Oil prices fell on Monday as Saudi Arabia made the deepest monthly price cuts for supply to Asia in five months and uncertainty over China’s oil demand cloud oil markets’ recovery.
Brent crude LCOc1 was at $42.04 a barrel, down 62 cents or 1.4% by 0859 GMT, after earlier sliding to $41.51, the lowest since July 30.
U.S. West Texas Intermediate crude CLc1 skidded 63 cents, or 1.6%, to $39.14 a barrel after earlier dropping to $38.55, the lowest since July 10.
The world’s top oil exporter Saudi Arabia cut the October official selling price for Arab Light crude it sells to Asia by the most since May, indicating demand remains weak.
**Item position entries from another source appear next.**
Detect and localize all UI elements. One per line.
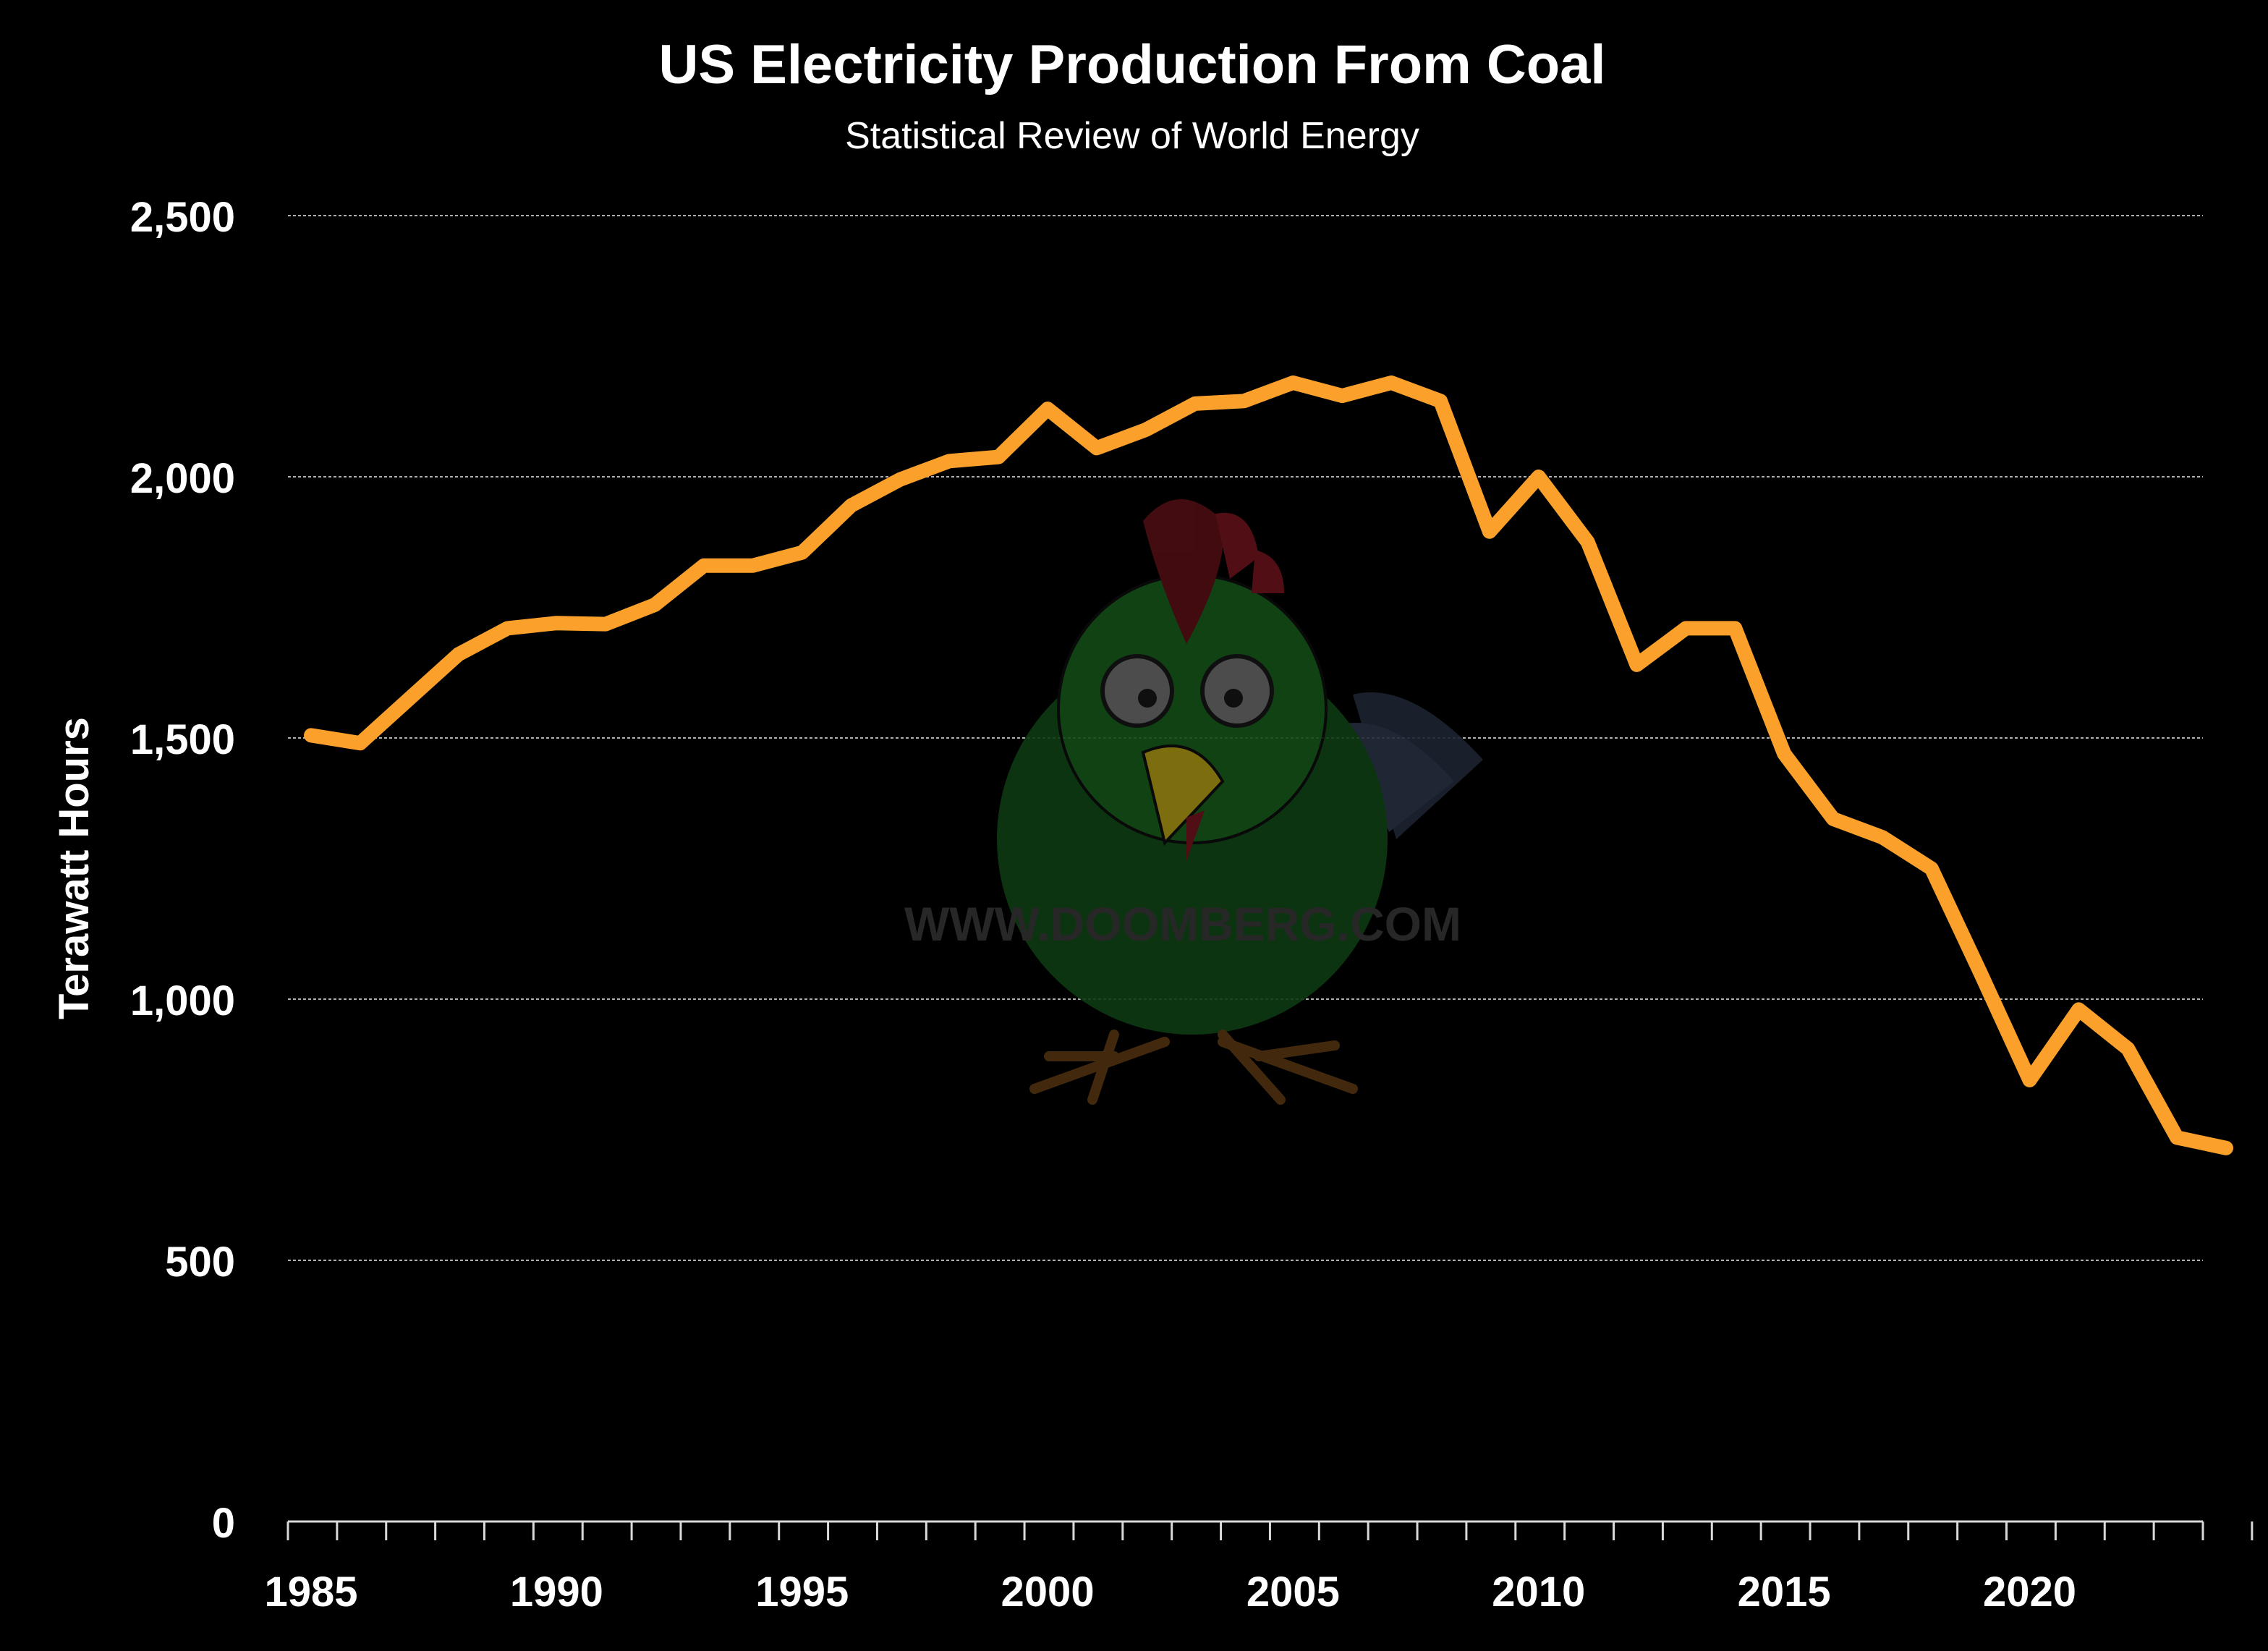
data-point	[2175, 1136, 2179, 1139]
y-tick-label: 2,500	[130, 194, 235, 241]
tick-labels: 0 500 1,000 1,500 2,000 2,500 1985 1990 1995 2000…	[130, 194, 2076, 1616]
data-point	[604, 622, 608, 626]
x-tick-label: 2010	[1492, 1569, 1585, 1616]
rooster-mascot-icon	[997, 499, 1483, 1105]
data-point	[653, 603, 657, 606]
y-tick-label: 1,000	[130, 977, 235, 1024]
data-point	[358, 742, 362, 745]
chart-subtitle: Statistical Review of World Energy	[845, 115, 1419, 157]
y-tick-label: 2,000	[130, 455, 235, 502]
x-tick-label: 2015	[1738, 1569, 1831, 1616]
data-point	[1733, 627, 1737, 630]
data-point	[702, 564, 705, 567]
data-point	[1635, 663, 1639, 666]
data-point	[1144, 428, 1147, 432]
data-point	[1783, 752, 1786, 755]
watermark-text: WWW.DOOMBERG.COM	[904, 897, 1461, 951]
data-point	[1193, 402, 1197, 405]
data-point	[456, 653, 460, 656]
data-point	[1390, 381, 1393, 385]
y-axis-label: Terawatt Hours	[51, 717, 98, 1019]
data-point	[1832, 817, 1835, 820]
data-point	[1684, 627, 1688, 630]
watermark: WWW.DOOMBERG.COM	[904, 499, 1483, 1105]
data-point	[948, 459, 951, 463]
data-point	[1537, 475, 1540, 478]
data-point	[2077, 1008, 2081, 1011]
x-tick-label: 2005	[1246, 1569, 1340, 1616]
data-point	[1979, 971, 1982, 975]
series-layer	[304, 375, 2233, 1155]
chart-title: US Electricity Production From Coal	[658, 34, 1605, 96]
series-line	[304, 375, 2233, 1155]
data-point	[1095, 446, 1098, 450]
x-tick-label: 2020	[1983, 1569, 2076, 1616]
data-point	[310, 734, 313, 737]
data-point	[1291, 381, 1295, 385]
data-point	[899, 478, 902, 481]
y-tick-label: 0	[212, 1500, 235, 1547]
data-point	[800, 551, 804, 554]
data-point	[1439, 399, 1443, 403]
x-tick-label: 1990	[510, 1569, 603, 1616]
data-point	[1880, 836, 1884, 839]
y-tick-label: 1,500	[130, 716, 235, 763]
data-point	[407, 697, 411, 700]
data-point	[555, 621, 558, 625]
x-tick-label: 1985	[264, 1569, 357, 1616]
data-point	[1586, 540, 1589, 544]
data-point	[849, 504, 853, 507]
data-point	[997, 455, 1001, 459]
data-point	[1487, 530, 1491, 533]
data-point	[1242, 399, 1246, 403]
data-point	[2028, 1078, 2031, 1082]
data-point	[1341, 394, 1344, 398]
data-point	[2225, 1146, 2227, 1150]
data-point	[1046, 407, 1050, 411]
x-axis	[286, 1520, 2254, 1540]
x-tick-label: 1995	[755, 1569, 849, 1616]
data-point	[506, 627, 509, 630]
data-point	[751, 564, 755, 567]
data-point	[2126, 1047, 2130, 1051]
data-point	[1929, 867, 1933, 870]
y-tick-label: 500	[165, 1239, 235, 1286]
x-tick-label: 2000	[1001, 1569, 1095, 1616]
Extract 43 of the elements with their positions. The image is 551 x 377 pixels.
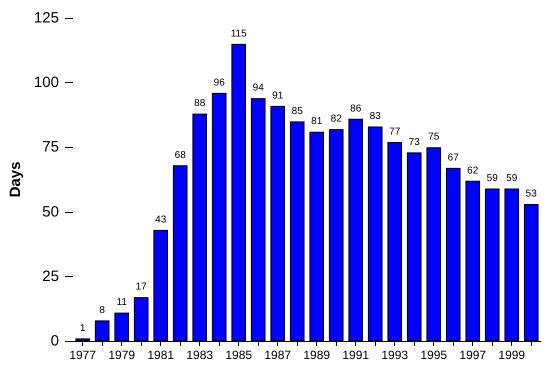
y-tick-label: 50 xyxy=(42,203,59,220)
data-label: 59 xyxy=(486,173,498,184)
y-tick-label: 100 xyxy=(34,74,59,92)
data-label: 67 xyxy=(448,152,460,164)
x-tick-label: 1977 xyxy=(69,348,96,362)
data-label: 1 xyxy=(80,322,86,334)
data-label: 59 xyxy=(506,173,518,184)
data-label: 115 xyxy=(230,28,248,40)
data-label: 91 xyxy=(272,90,284,102)
data-label: 73 xyxy=(408,136,420,148)
y-tick-label: 125 xyxy=(34,10,59,26)
y-axis-title: Days xyxy=(7,162,24,198)
data-label: 75 xyxy=(428,132,440,143)
data-label: 62 xyxy=(467,165,479,176)
data-label: 82 xyxy=(330,114,342,125)
data-label: 88 xyxy=(194,98,206,110)
data-label: 86 xyxy=(350,103,362,114)
data-label: 43 xyxy=(155,214,167,226)
data-label: 77 xyxy=(389,126,401,138)
x-tick-label: 1999 xyxy=(498,348,526,362)
data-label: 83 xyxy=(370,111,382,122)
data-label: 53 xyxy=(526,188,538,200)
x-tick-label: 1981 xyxy=(147,348,174,362)
x-tick-label: 1983 xyxy=(186,348,214,362)
y-tick-label: 25 xyxy=(42,268,59,285)
data-label: 94 xyxy=(252,82,264,94)
x-tick-label: 1985 xyxy=(225,348,252,362)
x-tick-label: 1987 xyxy=(264,348,292,362)
x-tick-label: 1991 xyxy=(342,348,370,362)
data-label: 85 xyxy=(292,106,304,117)
data-label: 17 xyxy=(136,282,148,293)
x-tick-label: 1989 xyxy=(303,348,330,362)
data-label: 81 xyxy=(311,116,323,128)
y-tick-label: 0 xyxy=(50,332,59,350)
data-label: 96 xyxy=(214,77,226,88)
data-label: 8 xyxy=(99,304,106,316)
x-tick-label: 1997 xyxy=(459,348,486,362)
x-tick-label: 1979 xyxy=(108,348,136,362)
data-label: 68 xyxy=(174,150,186,161)
y-tick-label: 75 xyxy=(42,138,59,156)
data-label: 11 xyxy=(116,297,128,308)
x-tick-label: 1993 xyxy=(381,348,408,362)
x-tick-label: 1995 xyxy=(420,348,448,362)
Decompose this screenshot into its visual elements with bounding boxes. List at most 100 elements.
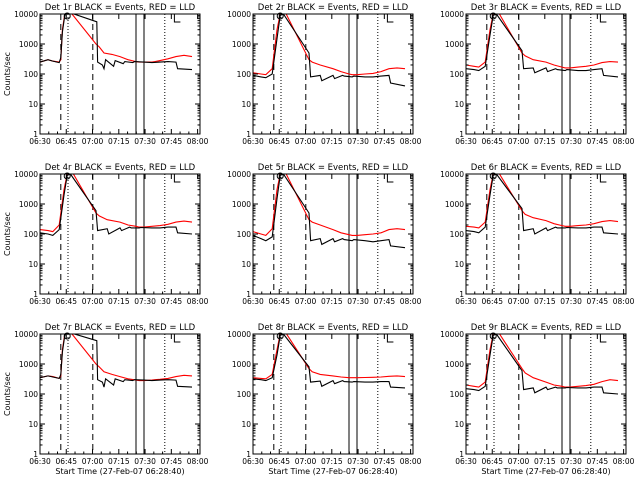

Asia is Saudi Arabia’s largest market by region.
“The mood has turned somewhat pessimistic in the second half of last week and the immediate risk is skewed to the downside,” said oil broker PVM’s Tamas Varga.
China, the world’s biggest oil importer which has been supporting prices with record purchases, slowed its intake in August and increased its products exports, according to customs data on Monday.
“There are so many uncertainties with regard to the Chinese economy and their relationship with key industrialized countries, with the U.S. and these days, even Europe,” Keisuke Sadamori, director for energy markets and security at the International Energy Agency, told us.
“It’s not such an optimistic situation – that casts some shadow over the growth outlook.”
The Labour Day holiday on Monday marks the traditional end of the peak summer demand season in the United States and that renewed investors’ focus on the current lacklustre fuel demand in the world’s biggest oil user.
Oil is also under pressure as U.S. companies increased their drilling for new supply after the recent recovery in oil prices.
U.S. energy firms last week added oil and natural gas rigs for the second time in the past three weeks, according to a weekly report by Baker Hughes Co (BKR.N) on Friday.
However, hopes for potential COVID-19 vaccines lend support to prices after Australian officials said they expected to receive their first batches of the vaccines in January, and said the vaccines could offer “multi-year protection”.